Industry insiders are unanimous in their view that an authority on the lines of the Nevada Gaming Commission (for Las Vegas) or the Gaming Inspection and Coordination Bureau (for Macau) be established. "The industry is growing and government policies must be transparent and consistent. Sadly, that is missing at the moment," says Shailendra Singh, who runs four on-shore casinos. 

Macau, Goa's Portuguese cousin that was given to China in 1999, is oft-cited as a shining example of what a healthy and well-regulated gambling industry can do (see box). The inconsistency of Goa's policy on casinos can be blamed partly on the opposition and an active moral police whose concerns revolve round prostitution , crime and money-laundering. 

In one particularly interesting incident , former CM Manohar Parrikar quoted his gynaecologist friends to say there has been an increase in abortions in Panaji — a statement he promptly blamed on 'wrongful activities' on riverborne casinos and called for the entry of women and children to be regulated. 

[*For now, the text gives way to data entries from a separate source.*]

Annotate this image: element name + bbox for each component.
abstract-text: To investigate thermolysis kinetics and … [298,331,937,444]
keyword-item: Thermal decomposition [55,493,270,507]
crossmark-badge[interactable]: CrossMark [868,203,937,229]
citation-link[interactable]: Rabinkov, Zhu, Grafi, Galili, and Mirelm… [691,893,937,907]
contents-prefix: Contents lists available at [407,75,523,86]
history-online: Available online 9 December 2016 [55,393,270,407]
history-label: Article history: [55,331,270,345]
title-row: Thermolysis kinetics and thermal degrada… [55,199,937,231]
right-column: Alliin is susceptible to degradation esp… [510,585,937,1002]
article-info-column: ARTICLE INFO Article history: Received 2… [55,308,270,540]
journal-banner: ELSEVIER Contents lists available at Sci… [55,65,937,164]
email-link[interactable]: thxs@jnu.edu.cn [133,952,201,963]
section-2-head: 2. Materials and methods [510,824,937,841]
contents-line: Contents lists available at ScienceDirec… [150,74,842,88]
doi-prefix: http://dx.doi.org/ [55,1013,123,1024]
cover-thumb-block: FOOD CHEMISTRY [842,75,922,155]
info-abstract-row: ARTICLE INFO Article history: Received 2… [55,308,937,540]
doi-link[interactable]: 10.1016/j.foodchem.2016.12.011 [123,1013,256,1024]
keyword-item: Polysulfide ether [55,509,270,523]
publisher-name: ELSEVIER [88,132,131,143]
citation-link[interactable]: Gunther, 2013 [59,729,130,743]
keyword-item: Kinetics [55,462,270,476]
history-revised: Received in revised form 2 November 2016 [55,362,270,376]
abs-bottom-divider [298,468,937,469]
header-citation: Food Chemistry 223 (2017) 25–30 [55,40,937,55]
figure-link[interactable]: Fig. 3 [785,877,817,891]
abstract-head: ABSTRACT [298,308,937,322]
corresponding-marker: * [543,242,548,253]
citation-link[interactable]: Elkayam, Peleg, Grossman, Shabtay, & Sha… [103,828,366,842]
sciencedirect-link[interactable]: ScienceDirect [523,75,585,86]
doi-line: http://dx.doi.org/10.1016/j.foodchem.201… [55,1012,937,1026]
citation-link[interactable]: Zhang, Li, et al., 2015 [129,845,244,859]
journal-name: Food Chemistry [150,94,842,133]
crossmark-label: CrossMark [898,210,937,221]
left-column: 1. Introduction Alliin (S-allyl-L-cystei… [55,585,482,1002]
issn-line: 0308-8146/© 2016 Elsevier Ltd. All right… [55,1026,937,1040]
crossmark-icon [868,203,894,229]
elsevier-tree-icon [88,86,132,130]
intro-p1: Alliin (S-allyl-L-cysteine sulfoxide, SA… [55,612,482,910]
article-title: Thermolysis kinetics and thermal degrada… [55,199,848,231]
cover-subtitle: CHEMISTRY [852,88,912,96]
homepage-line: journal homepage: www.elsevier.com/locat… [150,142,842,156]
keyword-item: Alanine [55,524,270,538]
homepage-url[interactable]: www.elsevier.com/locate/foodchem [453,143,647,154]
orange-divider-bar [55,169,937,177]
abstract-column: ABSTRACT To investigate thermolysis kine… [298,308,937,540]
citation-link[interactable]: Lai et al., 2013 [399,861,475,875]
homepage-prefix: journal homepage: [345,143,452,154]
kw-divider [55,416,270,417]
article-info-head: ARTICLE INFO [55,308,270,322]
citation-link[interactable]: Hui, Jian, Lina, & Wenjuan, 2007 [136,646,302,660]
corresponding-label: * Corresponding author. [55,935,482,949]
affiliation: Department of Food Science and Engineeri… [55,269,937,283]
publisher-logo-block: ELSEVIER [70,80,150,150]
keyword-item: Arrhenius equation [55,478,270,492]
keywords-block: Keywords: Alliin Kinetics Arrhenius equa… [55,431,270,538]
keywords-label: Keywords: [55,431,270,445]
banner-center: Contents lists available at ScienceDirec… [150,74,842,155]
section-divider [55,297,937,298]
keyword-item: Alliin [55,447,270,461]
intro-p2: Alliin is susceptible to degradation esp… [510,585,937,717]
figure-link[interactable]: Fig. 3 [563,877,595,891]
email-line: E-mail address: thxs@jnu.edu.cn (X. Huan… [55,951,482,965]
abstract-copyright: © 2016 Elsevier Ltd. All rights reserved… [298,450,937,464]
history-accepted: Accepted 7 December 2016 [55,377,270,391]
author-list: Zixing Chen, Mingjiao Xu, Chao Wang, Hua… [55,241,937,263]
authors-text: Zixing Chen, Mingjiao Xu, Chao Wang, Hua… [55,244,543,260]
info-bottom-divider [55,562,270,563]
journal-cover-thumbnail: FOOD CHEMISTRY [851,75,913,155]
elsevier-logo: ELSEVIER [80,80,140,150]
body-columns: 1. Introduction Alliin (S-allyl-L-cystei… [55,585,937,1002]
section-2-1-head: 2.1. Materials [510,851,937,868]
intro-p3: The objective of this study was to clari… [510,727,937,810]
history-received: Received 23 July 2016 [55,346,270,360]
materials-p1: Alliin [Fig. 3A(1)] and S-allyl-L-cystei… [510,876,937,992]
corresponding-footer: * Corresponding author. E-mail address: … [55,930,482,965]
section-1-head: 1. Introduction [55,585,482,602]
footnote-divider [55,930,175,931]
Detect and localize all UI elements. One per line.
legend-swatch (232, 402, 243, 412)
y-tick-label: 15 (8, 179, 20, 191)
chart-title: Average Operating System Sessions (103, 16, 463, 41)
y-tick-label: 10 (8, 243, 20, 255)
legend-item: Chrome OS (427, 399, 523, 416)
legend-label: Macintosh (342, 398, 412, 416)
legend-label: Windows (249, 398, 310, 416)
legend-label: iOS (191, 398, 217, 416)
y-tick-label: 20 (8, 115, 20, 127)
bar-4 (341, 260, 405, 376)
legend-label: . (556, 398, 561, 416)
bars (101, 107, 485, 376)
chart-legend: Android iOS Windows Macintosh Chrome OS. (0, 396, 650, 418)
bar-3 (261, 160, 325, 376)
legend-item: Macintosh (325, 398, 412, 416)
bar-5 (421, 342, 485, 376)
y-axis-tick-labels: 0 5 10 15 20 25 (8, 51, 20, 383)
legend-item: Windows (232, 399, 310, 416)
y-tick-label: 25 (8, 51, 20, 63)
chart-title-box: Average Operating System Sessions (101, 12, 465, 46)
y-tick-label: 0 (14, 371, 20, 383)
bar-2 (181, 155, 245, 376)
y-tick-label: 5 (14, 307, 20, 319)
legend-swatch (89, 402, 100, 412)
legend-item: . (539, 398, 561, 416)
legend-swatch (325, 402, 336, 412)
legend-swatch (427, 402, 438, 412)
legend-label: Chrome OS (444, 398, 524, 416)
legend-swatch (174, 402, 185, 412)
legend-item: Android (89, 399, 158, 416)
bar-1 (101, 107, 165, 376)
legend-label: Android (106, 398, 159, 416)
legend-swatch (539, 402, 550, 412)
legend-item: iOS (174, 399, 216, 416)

"We employ both men and women. If they fall in love, how can you blame the casino?" asks Punj. Fr Maverick Fernandes of the CSJP, the social wing of Goa's powerful Catholic church, counters that and says, "Gambling is a vice and revenue can't be justified by vices; tourism should promote values rather than vices". Hoteliers, too, are reluctant to come out in support of the industry. "It is our policy not to comment on casinos," a Taj Vivanta official said when contacted by Sunday Times. 

But perception about casinos among locals has seen change that industrywallahs call healthy. As recently as five years ago, few parents wanted their kids working in a casino. "Today, around 75% of my staff is Goan," says Punj. Chances , another casino, has locals filling up almost 100% of the jobs. "There are few employment opportunities in Goa, and any industry that generates employment needs to be encouraged," says prominent Panaji career counselor Abhijeet Naik. "If regulated properly, the industry can bring in a fortune in revenue, and this is a gamble the government cannot afford to miss out on."